On Wednesday, 12 November 2014 at 02:34:55 UTC, deadalnix wrote:
> Before going into why it is fallign short, a digression on GC 
> and the benefits of segregating the heap. In D, the heap is 
> almost segregated in 3 groups: thread local, shared and 
> immutable. These group are very interesting for the GC:
>  - Thread local heap can be collected while disturbing only one 
> thread. It should be possible to use different strategy in 
> different threads.
>  - Immutable heap can be collected 100% concurrently without 
> any synchronization with the program.
>  - Shared heap is the only one that require disturbing the 
> whole program, but as a matter of good practice, this heap 
> should be small anyway.

All this is unfortunately only true if there are no references 
between heaps, i.e. if the heaps are indeed "islands". Otherwise, 
there need to be at least write barriers.

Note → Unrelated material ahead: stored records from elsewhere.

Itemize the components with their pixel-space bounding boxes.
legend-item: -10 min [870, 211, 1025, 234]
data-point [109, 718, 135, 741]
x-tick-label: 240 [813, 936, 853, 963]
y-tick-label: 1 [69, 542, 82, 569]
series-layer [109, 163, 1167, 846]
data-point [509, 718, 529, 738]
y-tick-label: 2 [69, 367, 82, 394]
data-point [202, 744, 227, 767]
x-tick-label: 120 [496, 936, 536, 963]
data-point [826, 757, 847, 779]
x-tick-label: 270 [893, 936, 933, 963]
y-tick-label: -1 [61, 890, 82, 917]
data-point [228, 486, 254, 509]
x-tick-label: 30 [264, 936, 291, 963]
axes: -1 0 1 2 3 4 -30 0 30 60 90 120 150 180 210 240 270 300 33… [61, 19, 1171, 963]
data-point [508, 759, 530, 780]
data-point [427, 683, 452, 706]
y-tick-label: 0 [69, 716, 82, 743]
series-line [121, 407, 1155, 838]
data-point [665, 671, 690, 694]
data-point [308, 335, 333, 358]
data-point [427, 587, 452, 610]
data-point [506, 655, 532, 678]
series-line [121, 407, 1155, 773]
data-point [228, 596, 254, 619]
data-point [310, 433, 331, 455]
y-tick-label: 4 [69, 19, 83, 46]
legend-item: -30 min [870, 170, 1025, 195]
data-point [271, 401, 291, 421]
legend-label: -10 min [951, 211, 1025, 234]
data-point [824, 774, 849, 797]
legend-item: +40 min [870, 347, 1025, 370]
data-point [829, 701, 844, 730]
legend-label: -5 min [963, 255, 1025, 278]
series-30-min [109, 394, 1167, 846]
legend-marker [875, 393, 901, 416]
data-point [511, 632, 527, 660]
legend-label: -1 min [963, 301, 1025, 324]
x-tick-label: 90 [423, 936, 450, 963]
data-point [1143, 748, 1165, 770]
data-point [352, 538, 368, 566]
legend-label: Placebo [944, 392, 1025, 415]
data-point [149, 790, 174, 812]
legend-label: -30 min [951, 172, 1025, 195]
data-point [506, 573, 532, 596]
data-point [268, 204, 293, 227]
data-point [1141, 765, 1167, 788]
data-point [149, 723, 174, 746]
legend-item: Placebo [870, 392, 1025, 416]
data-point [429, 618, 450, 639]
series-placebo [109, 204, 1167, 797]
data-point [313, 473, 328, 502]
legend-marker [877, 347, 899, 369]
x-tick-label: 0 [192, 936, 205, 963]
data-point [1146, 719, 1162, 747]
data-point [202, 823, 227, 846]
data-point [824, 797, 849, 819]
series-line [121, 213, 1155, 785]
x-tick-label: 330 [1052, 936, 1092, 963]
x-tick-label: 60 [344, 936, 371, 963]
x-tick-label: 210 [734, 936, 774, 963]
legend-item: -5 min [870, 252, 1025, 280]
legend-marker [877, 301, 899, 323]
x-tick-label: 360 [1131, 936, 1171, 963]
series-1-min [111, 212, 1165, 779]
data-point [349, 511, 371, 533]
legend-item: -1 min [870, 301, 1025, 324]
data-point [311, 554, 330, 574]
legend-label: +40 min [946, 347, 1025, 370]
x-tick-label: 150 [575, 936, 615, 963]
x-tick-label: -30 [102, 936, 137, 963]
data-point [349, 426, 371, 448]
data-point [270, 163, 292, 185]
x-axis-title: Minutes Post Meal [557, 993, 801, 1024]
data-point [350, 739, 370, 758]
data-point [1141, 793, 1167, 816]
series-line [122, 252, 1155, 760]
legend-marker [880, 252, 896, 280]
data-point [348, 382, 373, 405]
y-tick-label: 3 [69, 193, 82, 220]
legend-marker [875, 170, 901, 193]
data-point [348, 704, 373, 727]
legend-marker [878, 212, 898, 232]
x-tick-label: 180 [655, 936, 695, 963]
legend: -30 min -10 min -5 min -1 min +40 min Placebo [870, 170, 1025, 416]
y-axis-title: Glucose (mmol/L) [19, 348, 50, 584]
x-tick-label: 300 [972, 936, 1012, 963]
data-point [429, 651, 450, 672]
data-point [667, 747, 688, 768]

> I'd argue for the introduction of a basic ownership system. 
> Something much simpler than rust's, that do not cover all uses 
> cases. But the good thing is that we can fallback on GC or 
> unsafe code when the system show its limits. That mean we rely 
> less on the GC, while being able to provide a better GC.
>
> We already pay a cost at interface with type qualifier, let's 
> make the best of it ! I'm proposing to introduce a new type 
> qualifier for owned data.
>
> Now it means that throw statement expect a owned(Throwable), 
> that pure function that currently return an implicitly unique 
> object will return owned(Object) and that message passing will 
> accept to pass around owned stuff.
>
> The GC heap can be segregated into island. We currently have 3 
> types of islands : Thread local, shared and immutable. These 
> are builtin island with special characteristics in the 
> language. The new qualifier introduce a new type of island, the 
> owned island.
>
> owned island can only refers to other owned island and to 
> immutable. they can be merged in any other island at any time 
> (that is why they can't refers to TL or shared).
>
> owned(T) can be passed around as function parameter or 
> returned, or stored as fields. When doing so they are consumed. 
> When an owned is not consumed and goes out of scope, the whole 
> island is freed.
>
> That means that owned(T) can implicitly decay into T, 
> immutable(T), shared(T) at any time. When doing so, a call to 
> the runtime is done to merge the owned island to the 
> corresponding island. It is passed around as owned, then the 
> ownership is transferred and all local references to the island 
> are invalidated (using them is an error).
>
> On an implementation level, a call to a pure function that 
> return an owned could look like this :
>
> {
>   IslandID __saved = gc_switch_new_island();
>   scope(exit) gc_restore_island(__saved);
>
>   call_pure_function();
> }

This is nice. Instead of calling fixed helpers in Druntime, it 
can also make an indirect call to allow for pluggable (and 
runtime switchable) allocators.

> The solution of passing a policy at compile for allocation is 
> close to what C++'s stdlib is doing, and even if the proposed 
> approach by Andrei is better, I don't think this is a good one. 
> The proposed approach allow for a lot of code to be marked as 
> @nogc and allow for the caller to decide. That is ultimately 
> what we want libraries to look like.

+1

Andrei's approach mixes up memory allocation and memory 
management. Library functions shouldn't know about the latter. 
This proposal is clearly better and cleaner in this respect.